Après des années de guerre difficiles à Milan et à Rome, Leonor Fini habite à nouveau à Paris à partir de 1945. Le mythe autour de son physique imposant, qui aime les apparitions opulentes, est resté intact. L'artiste excentrique et admiratrice des chats, qui vit parfois avec jusqu'à 17 chats et voit dans ces animaux des médiateurs entre l'homme et la sphère divine, devient elle-même une figure artistique androgyne et hermaphrodite qui ne sépare pas la vie de l'art. L'un se fond dans l'autre. Enfant déjà, elle est déguisée en garçon par sa mère afin d'empêcher d'autres tentatives d'enlèvement par son père. Se glisser dans différents rôles sexuels et se cacher derrière des masques devient typique de Fini, qui voit et vit le monde comme une scène luxuriante et baroque - reflétée par des personnages fantastiques, parfois chargés d'érotisme, des scènes inexplicables et des actions angoissantes qui se répandent dans ses œuvres picturales.
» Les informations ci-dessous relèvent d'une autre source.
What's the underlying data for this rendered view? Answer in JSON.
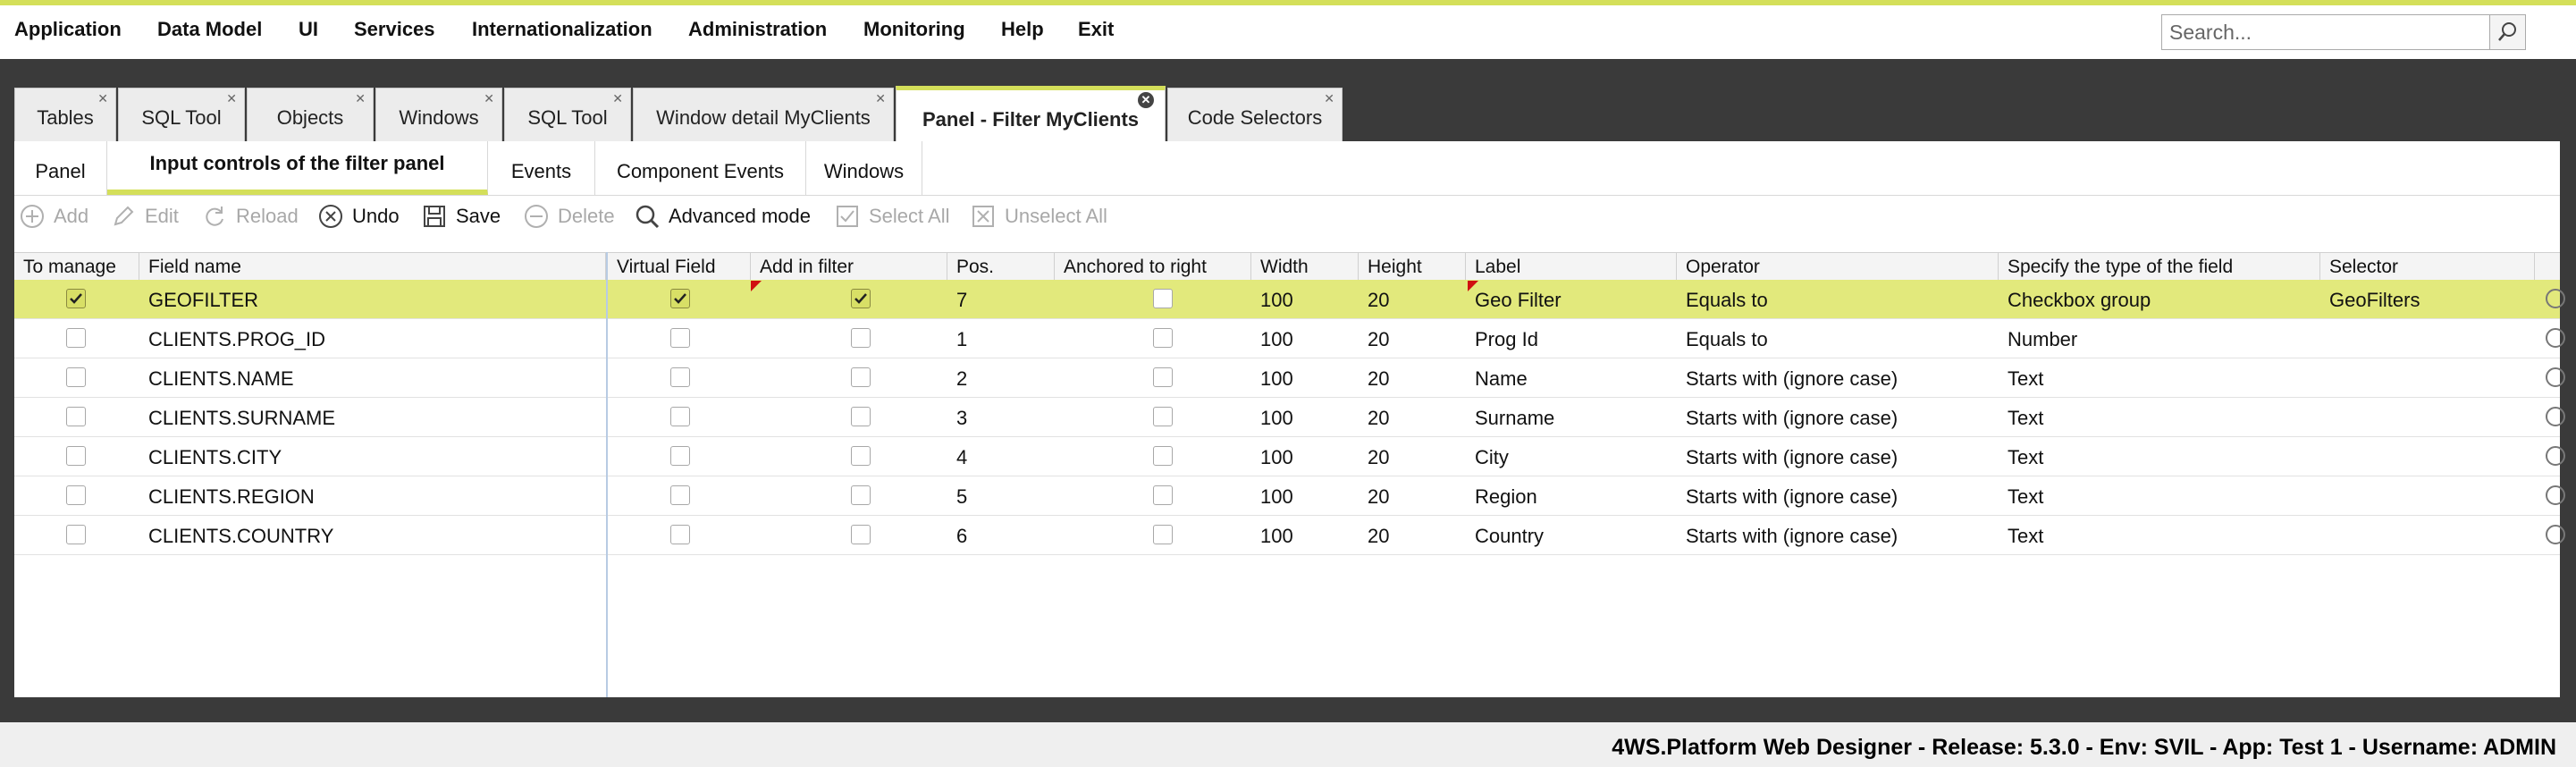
{
  "menu": [
    {
      "label": "Application"
    },
    {
      "label": "Data Model"
    },
    {
      "label": "UI"
    },
    {
      "label": "Services"
    },
    {
      "label": "Internationalization"
    },
    {
      "label": "Administration"
    },
    {
      "label": "Monitoring"
    },
    {
      "label": "Help"
    },
    {
      "label": "Exit"
    }
  ],
  "search": {
    "placeholder": "Search..."
  },
  "tabs": [
    {
      "label": "Tables"
    },
    {
      "label": "SQL Tool"
    },
    {
      "label": "Objects"
    },
    {
      "label": "Windows"
    },
    {
      "label": "SQL Tool"
    },
    {
      "label": "Window detail MyClients"
    },
    {
      "label": "Panel - Filter MyClients",
      "active": true
    },
    {
      "label": "Code Selectors"
    }
  ],
  "subtabs": [
    {
      "label": "Panel"
    },
    {
      "label": "Input controls of the filter panel",
      "active": true
    },
    {
      "label": "Events"
    },
    {
      "label": "Component Events"
    },
    {
      "label": "Windows"
    }
  ],
  "toolbar": {
    "add": "Add",
    "edit": "Edit",
    "reload": "Reload",
    "undo": "Undo",
    "save": "Save",
    "delete": "Delete",
    "advanced": "Advanced mode",
    "select_all": "Select All",
    "unselect_all": "Unselect All"
  },
  "grid": {
    "columns": [
      "To manage",
      "Field name",
      "Virtual Field",
      "Add in filter",
      "Pos.",
      "Anchored to right",
      "Width",
      "Height",
      "Label",
      "Operator",
      "Specify the type of the field",
      "Selector"
    ],
    "rows": [
      {
        "to_manage": true,
        "field": "GEOFILTER",
        "virtual": true,
        "in_filter": true,
        "pos": "7",
        "anchored": false,
        "width": "100",
        "height": "20",
        "label": "Geo Filter",
        "operator": "Equals to",
        "type": "Checkbox group",
        "selector": "GeoFilters",
        "selected": true
      },
      {
        "to_manage": false,
        "field": "CLIENTS.PROG_ID",
        "virtual": false,
        "in_filter": false,
        "pos": "1",
        "anchored": false,
        "width": "100",
        "height": "20",
        "label": "Prog Id",
        "operator": "Equals to",
        "type": "Number",
        "selector": ""
      },
      {
        "to_manage": false,
        "field": "CLIENTS.NAME",
        "virtual": false,
        "in_filter": false,
        "pos": "2",
        "anchored": false,
        "width": "100",
        "height": "20",
        "label": "Name",
        "operator": "Starts with (ignore case)",
        "type": "Text",
        "selector": ""
      },
      {
        "to_manage": false,
        "field": "CLIENTS.SURNAME",
        "virtual": false,
        "in_filter": false,
        "pos": "3",
        "anchored": false,
        "width": "100",
        "height": "20",
        "label": "Surname",
        "operator": "Starts with (ignore case)",
        "type": "Text",
        "selector": ""
      },
      {
        "to_manage": false,
        "field": "CLIENTS.CITY",
        "virtual": false,
        "in_filter": false,
        "pos": "4",
        "anchored": false,
        "width": "100",
        "height": "20",
        "label": "City",
        "operator": "Starts with (ignore case)",
        "type": "Text",
        "selector": ""
      },
      {
        "to_manage": false,
        "field": "CLIENTS.REGION",
        "virtual": false,
        "in_filter": false,
        "pos": "5",
        "anchored": false,
        "width": "100",
        "height": "20",
        "label": "Region",
        "operator": "Starts with (ignore case)",
        "type": "Text",
        "selector": ""
      },
      {
        "to_manage": false,
        "field": "CLIENTS.COUNTRY",
        "virtual": false,
        "in_filter": false,
        "pos": "6",
        "anchored": false,
        "width": "100",
        "height": "20",
        "label": "Country",
        "operator": "Starts with (ignore case)",
        "type": "Text",
        "selector": ""
      }
    ]
  },
  "status": {
    "text": "4WS.Platform Web Designer - Release: 5.3.0 - Env: SVIL - App: Test 1 - Username: ADMIN"
  },
  "colors": {
    "accent": "#d4df5a",
    "selected_row": "#e2e97c",
    "background": "#3a3a3a"
  }
}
Le surréalisme connaît une nouvelle orientation et se colore de nombreuses facettes.

De son vivant déjà, Leonor Fini reçoit de grandes distinctions sous forme d'expositions internationales dans toute l'Europe ainsi que de publications auxquelles elle participe souvent. Même après sa mort en 1996 à Paris, des rétrospectives et des expositions de groupe mettent en lumière son travail artistique (par exemple, Suède, Bildmuseet Umeå 2014 ; New York, Museum of Sex 2019 ; Francfort, Schirn Kunsthalle 2020). Il faut espérer que d'autres expositions à venir, comme l'exposition de haut niveau "Surrealism and Magic" à Venise (Peggy Guggenheim Collection, jusqu'au 26.9.2022), dérouleront davantage le tapis rouge à l'ancienne surréaliste légendaire et à ses collègues.